I close my eyes and act upon that tiny bit of hope. I pray. My heart pours out to God as the moon slowly rises higher in the dark night. It shrinks to its normal size; no longer the ominous illusory monster it appeared to be earlier. My eyelids open and I wipe away the moisture; the result of earnest tears shed from a penitent, broken-hearted child. God’s child. For that is who I am. I remember that now. I am a child of God and he loves me, even now. I know it. I feel it in a surge of internal warmth that’s almost too great to contain. A peace settles over my entire being, and my sins, though serious, appear surmountable for the first time in a long, long while. Why? Because I know I’m not alone. God loves me. Christ atoned for me. And the Holy Ghost bears record to me that this is all true.
I breathe in deeply and let the air slowly blow across my lips. How strange to feel them smile again. I stand up and gaze down one last time at a view I thought earlier might be my last. But not now, because the Savior rescued me tonight.

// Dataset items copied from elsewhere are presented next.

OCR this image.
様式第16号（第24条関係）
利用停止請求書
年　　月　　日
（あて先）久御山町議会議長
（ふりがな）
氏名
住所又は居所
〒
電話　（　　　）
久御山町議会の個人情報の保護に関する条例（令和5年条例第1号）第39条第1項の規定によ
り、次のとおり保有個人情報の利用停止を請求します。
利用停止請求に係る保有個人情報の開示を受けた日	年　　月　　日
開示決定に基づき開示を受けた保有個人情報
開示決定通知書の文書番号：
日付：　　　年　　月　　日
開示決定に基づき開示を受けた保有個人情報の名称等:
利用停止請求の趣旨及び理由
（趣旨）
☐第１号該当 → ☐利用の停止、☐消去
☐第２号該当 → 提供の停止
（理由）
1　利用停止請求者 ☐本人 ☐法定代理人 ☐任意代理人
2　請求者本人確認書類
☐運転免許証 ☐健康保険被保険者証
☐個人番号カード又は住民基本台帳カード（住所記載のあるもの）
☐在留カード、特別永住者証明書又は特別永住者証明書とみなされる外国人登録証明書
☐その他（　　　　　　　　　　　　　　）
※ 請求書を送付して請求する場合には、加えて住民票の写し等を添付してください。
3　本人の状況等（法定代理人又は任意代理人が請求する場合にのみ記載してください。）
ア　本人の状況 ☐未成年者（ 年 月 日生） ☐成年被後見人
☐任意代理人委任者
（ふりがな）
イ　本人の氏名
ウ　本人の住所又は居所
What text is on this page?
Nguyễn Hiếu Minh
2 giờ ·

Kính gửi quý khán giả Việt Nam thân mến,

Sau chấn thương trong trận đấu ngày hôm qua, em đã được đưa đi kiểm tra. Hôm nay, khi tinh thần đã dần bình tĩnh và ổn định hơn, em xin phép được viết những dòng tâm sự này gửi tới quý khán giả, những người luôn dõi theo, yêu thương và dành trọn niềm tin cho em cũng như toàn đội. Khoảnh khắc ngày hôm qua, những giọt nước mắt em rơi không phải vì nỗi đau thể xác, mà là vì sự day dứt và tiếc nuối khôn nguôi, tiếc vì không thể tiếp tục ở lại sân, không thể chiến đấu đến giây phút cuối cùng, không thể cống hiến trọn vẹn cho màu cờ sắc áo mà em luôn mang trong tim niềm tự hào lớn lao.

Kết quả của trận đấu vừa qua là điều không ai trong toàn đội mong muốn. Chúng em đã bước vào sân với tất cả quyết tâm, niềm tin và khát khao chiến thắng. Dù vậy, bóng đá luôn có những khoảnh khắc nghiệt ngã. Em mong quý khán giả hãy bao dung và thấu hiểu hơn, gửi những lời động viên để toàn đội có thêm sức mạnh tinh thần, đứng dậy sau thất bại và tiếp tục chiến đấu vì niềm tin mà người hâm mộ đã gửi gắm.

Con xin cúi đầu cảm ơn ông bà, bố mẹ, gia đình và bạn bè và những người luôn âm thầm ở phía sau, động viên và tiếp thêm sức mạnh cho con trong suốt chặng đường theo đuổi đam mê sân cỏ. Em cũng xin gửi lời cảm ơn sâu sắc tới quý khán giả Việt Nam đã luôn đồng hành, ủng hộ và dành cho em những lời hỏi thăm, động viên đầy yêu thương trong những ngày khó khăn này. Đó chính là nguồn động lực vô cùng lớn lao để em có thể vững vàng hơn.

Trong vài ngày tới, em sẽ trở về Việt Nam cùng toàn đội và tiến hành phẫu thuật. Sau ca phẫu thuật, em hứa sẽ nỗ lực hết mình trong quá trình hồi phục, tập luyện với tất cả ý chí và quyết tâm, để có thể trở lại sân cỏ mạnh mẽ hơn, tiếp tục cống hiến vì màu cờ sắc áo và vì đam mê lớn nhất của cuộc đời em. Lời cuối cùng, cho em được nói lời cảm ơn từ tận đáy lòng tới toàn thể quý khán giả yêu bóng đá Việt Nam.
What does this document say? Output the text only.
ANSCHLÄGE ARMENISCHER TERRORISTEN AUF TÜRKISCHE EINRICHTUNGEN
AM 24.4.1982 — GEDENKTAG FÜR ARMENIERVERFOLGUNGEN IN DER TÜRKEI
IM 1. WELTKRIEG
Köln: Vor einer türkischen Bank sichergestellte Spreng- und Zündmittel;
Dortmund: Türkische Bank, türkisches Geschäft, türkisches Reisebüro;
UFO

I thank the Lord for allowing his Son to come forth from heaven, to be born on the earth in a lowly stable. To live among men -- a humble, kind, patient, charitable example. And to give me the only gift capable of saving my life eternally. This night I have gained not just the precious peace only forgiveness can bring, but I have found a true, deep appreciation for the redeeming power of the atonement of our Lord and Savior, Jesus Christ.